We’re trying to secure our inbound Genesys Cloud webhooks with signature verification to stop replay attacks. The docs mention the X-Genesys-Signature header, but I’m completely stuck on the validation logic in our Python Flask app.
The endpoint receives the POST, pulls the header, and I’m trying to recreate the HMAC-SHA256 hash using our client secret.

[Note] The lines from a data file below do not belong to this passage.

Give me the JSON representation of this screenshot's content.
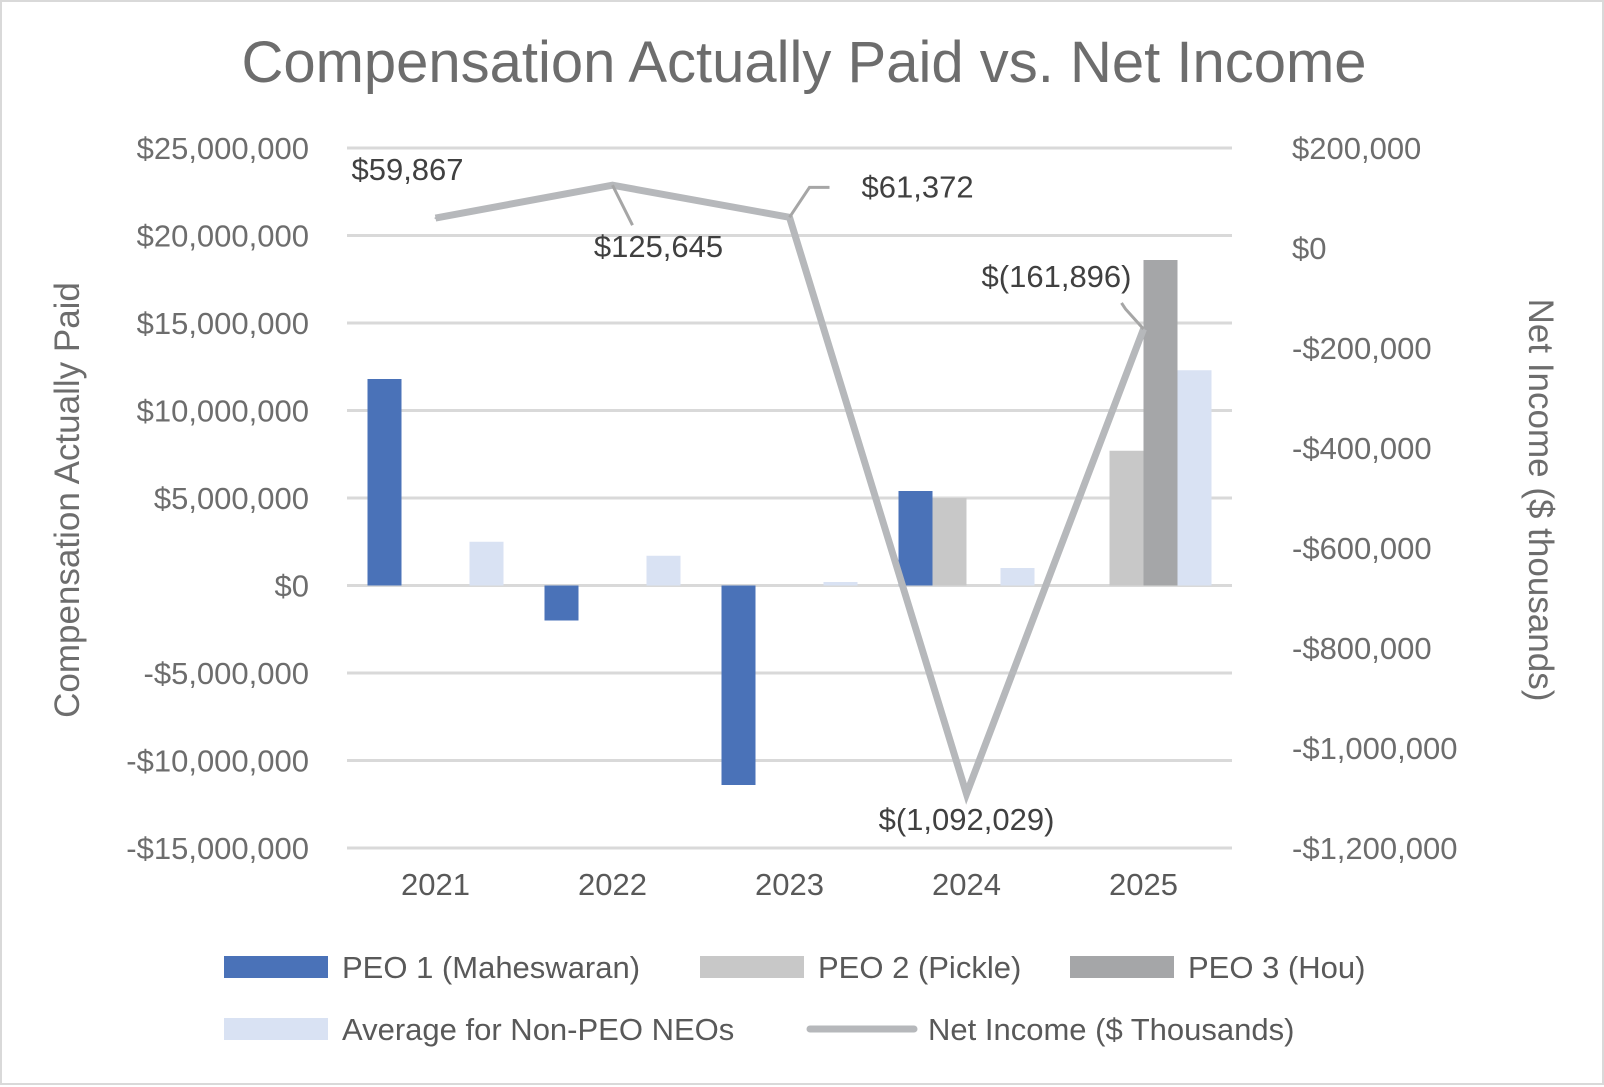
{
  "chart_data": {
    "type": "bar",
    "title": "Compensation Actually Paid vs. Net Income",
    "categories": [
      "2021",
      "2022",
      "2023",
      "2024",
      "2025"
    ],
    "y_left": {
      "label": "Compensation Actually Paid",
      "ylim": [
        -15000000,
        25000000
      ],
      "ticks": [
        25000000,
        20000000,
        15000000,
        10000000,
        5000000,
        0,
        -5000000,
        -10000000,
        -15000000
      ],
      "tick_labels": [
        "$25,000,000",
        "$20,000,000",
        "$15,000,000",
        "$10,000,000",
        "$5,000,000",
        "$0",
        "-$5,000,000",
        "-$10,000,000",
        "-$15,000,000"
      ]
    },
    "y_right": {
      "label": "Net Income ($ thousands)",
      "ylim": [
        -1200000,
        200000
      ],
      "ticks": [
        200000,
        0,
        -200000,
        -400000,
        -600000,
        -800000,
        -1000000,
        -1200000
      ],
      "tick_labels": [
        "$200,000",
        "$0",
        "-$200,000",
        "-$400,000",
        "-$600,000",
        "-$800,000",
        "-$1,000,000",
        "-$1,200,000"
      ]
    },
    "series": [
      {
        "name": "PEO 1 (Maheswaran)",
        "type": "bar",
        "color": "#4a72b8",
        "values": [
          11800000,
          -2000000,
          -11400000,
          5400000,
          null
        ]
      },
      {
        "name": "PEO 2 (Pickle)",
        "type": "bar",
        "color": "#c8c8c8",
        "values": [
          null,
          null,
          null,
          5000000,
          7700000
        ]
      },
      {
        "name": "PEO 3 (Hou)",
        "type": "bar",
        "color": "#a5a6a8",
        "values": [
          null,
          null,
          null,
          null,
          18600000
        ]
      },
      {
        "name": "Average for Non-PEO NEOs",
        "type": "bar",
        "color": "#d9e2f3",
        "values": [
          2500000,
          1700000,
          200000,
          1000000,
          12300000
        ]
      },
      {
        "name": "Net Income ($ Thousands)",
        "type": "line",
        "axis": "right",
        "color": "#b6b8bb",
        "values": [
          59867,
          125645,
          61372,
          -1092029,
          -161896
        ]
      }
    ],
    "data_labels": [
      "$59,867",
      "$125,645",
      "$61,372",
      "$(1,092,029)",
      "$(161,896)"
    ],
    "grid": true,
    "legend": "bottom"
  }
}
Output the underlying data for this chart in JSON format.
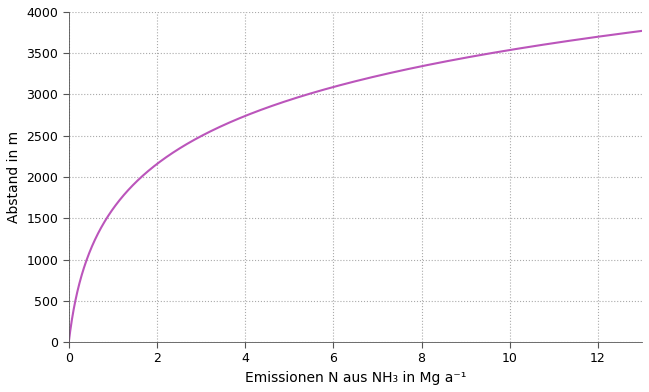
{
  "xlabel": "Emissionen N aus NH₃ in Mg a⁻¹",
  "ylabel": "Abstand in m",
  "xlim": [
    0,
    13
  ],
  "ylim": [
    0,
    4000
  ],
  "xticks": [
    0,
    2,
    4,
    6,
    8,
    10,
    12
  ],
  "yticks": [
    0,
    500,
    1000,
    1500,
    2000,
    2500,
    3000,
    3500,
    4000
  ],
  "curve_color": "#bb55bb",
  "curve_log_a": 900.0,
  "curve_log_k": 5.0,
  "grid_color": "#aaaaaa",
  "grid_linestyle": "dotted",
  "background_color": "#ffffff",
  "xlabel_fontsize": 10,
  "ylabel_fontsize": 10,
  "tick_fontsize": 9,
  "line_width": 1.5,
  "spine_color": "#555555",
  "tick_color": "#555555"
}
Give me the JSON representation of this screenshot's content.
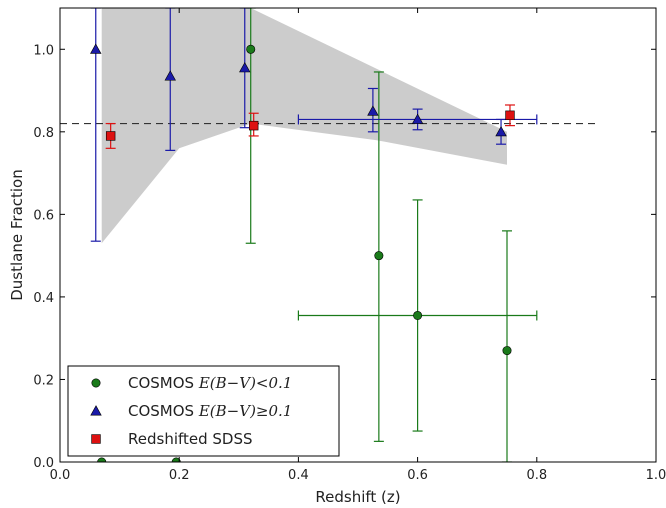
{
  "chart_data": {
    "type": "scatter",
    "xlabel": "Redshift (z)",
    "ylabel": "Dustlane Fraction",
    "xlim": [
      0.0,
      1.0
    ],
    "ylim": [
      0.0,
      1.1
    ],
    "x_ticks": [
      "0.0",
      "0.2",
      "0.4",
      "0.6",
      "0.8",
      "1.0"
    ],
    "y_ticks": [
      "0.0",
      "0.2",
      "0.4",
      "0.6",
      "0.8",
      "1.0"
    ],
    "x_tick_values": [
      0.0,
      0.2,
      0.4,
      0.6,
      0.8,
      1.0
    ],
    "y_tick_values": [
      0.0,
      0.2,
      0.4,
      0.6,
      0.8,
      1.0
    ],
    "grid": false,
    "legend_position": "bottom-left",
    "reference_line": {
      "y": 0.82,
      "x_range": [
        0.0,
        0.9
      ],
      "style": "dashed",
      "color": "#333333"
    },
    "band": {
      "color": "#cccccc",
      "upper": [
        [
          0.07,
          1.1
        ],
        [
          0.32,
          1.1
        ],
        [
          0.75,
          0.8
        ]
      ],
      "lower": [
        [
          0.07,
          0.53
        ],
        [
          0.2,
          0.76
        ],
        [
          0.32,
          0.82
        ],
        [
          0.53,
          0.78
        ],
        [
          0.75,
          0.72
        ]
      ]
    },
    "series": [
      {
        "legend_prefix": "COSMOS ",
        "legend_math": "E(B−V)<0.1",
        "marker": "circle",
        "color": "#1a7a1a",
        "points": [
          {
            "x": 0.07,
            "y": 0.0
          },
          {
            "x": 0.195,
            "y": 0.0
          },
          {
            "x": 0.32,
            "y": 1.0,
            "ylo": 0.53,
            "yhi": 1.1
          },
          {
            "x": 0.535,
            "y": 0.5,
            "ylo": 0.05,
            "yhi": 0.945
          },
          {
            "x": 0.6,
            "y": 0.355,
            "ylo": 0.075,
            "yhi": 0.635,
            "xlo": 0.4,
            "xhi": 0.8
          },
          {
            "x": 0.75,
            "y": 0.27,
            "ylo": 0.0,
            "yhi": 0.56
          }
        ]
      },
      {
        "legend_prefix": "COSMOS ",
        "legend_math": "E(B−V)≥0.1",
        "marker": "triangle",
        "color": "#1a1aa8",
        "points": [
          {
            "x": 0.06,
            "y": 1.0,
            "ylo": 0.535,
            "yhi": 1.1
          },
          {
            "x": 0.185,
            "y": 0.935,
            "ylo": 0.755,
            "yhi": 1.1
          },
          {
            "x": 0.31,
            "y": 0.955,
            "ylo": 0.81,
            "yhi": 1.1
          },
          {
            "x": 0.525,
            "y": 0.85,
            "ylo": 0.8,
            "yhi": 0.905
          },
          {
            "x": 0.6,
            "y": 0.83,
            "ylo": 0.805,
            "yhi": 0.855,
            "xlo": 0.4,
            "xhi": 0.8
          },
          {
            "x": 0.74,
            "y": 0.8,
            "ylo": 0.77,
            "yhi": 0.83
          }
        ]
      },
      {
        "legend_prefix": "Redshifted SDSS",
        "legend_math": "",
        "marker": "square",
        "color": "#dd1111",
        "points": [
          {
            "x": 0.085,
            "y": 0.79,
            "ylo": 0.76,
            "yhi": 0.82
          },
          {
            "x": 0.325,
            "y": 0.815,
            "ylo": 0.79,
            "yhi": 0.845
          },
          {
            "x": 0.755,
            "y": 0.84,
            "ylo": 0.815,
            "yhi": 0.865
          }
        ]
      }
    ]
  }
}
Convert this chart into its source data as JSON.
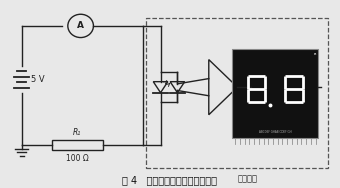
{
  "bg_color": "#e8e8e8",
  "fig_bg": "#e8e8e8",
  "title": "图 4   光功率和电流关系特性测试",
  "title_fontsize": 7.5,
  "label_guanggonglv": "光功率计",
  "circuit_color": "#222222",
  "dashed_box_color": "#555555",
  "battery_voltage": "5 V",
  "resistor_label": "R₁",
  "resistor_value": "100 Ω",
  "disp_face": "#111111",
  "disp_edge": "#888888",
  "seg_color": "#ffffff",
  "pin_color": "#888888"
}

Here’s the snippet I’ve been hammering away at:
import hmac
import hashlib
from flask import request, jsonify
def verify_signature(payload, signature, secret):
# payload is raw bytes from request.get_data()
digest = hmac.new(secret.encode('utf-8'), payload, hashlib.sha256).hexdigest()
return hmac.compare_digest(digest, signature)
@app.route('/webhook/gc', methods=['POST'])
def gc_webhook():
sig = request.headers.get('X-Genesys-Signature')
if not sig:
return jsonify({'error': 'No signature'}), 400
raw_data = request.get_data()
if verify_signature(raw_data, sig, CLIENT_SECRET):
return jsonify({'status': 'ok'}), 200
return jsonify({'error': 'Invalid signature'}), 403
It keeps returning 403. I’ve double-checked the client secret in the app config, and it matches what’s in the Genesys Cloud integration settings. I even tried printing the digest I generate versus the signature coming in, and they look nothing alike. One is a clean hex string, the other seems to have some extra characters or maybe it’s base64 encoded?
I’m wondering if the payload needs to be decoded from JSON string to bytes first, or if there’s a specific timestamp component I’m missing? The event payload comes in as standard JSON.
Also, is the signature header name definitely X-Genesys-Signature? The docs are a bit vague on the exact header casing.
Running out of ideas here. If anyone has a working example of this verification logic, I’d be grateful. It’s been two days of debugging this.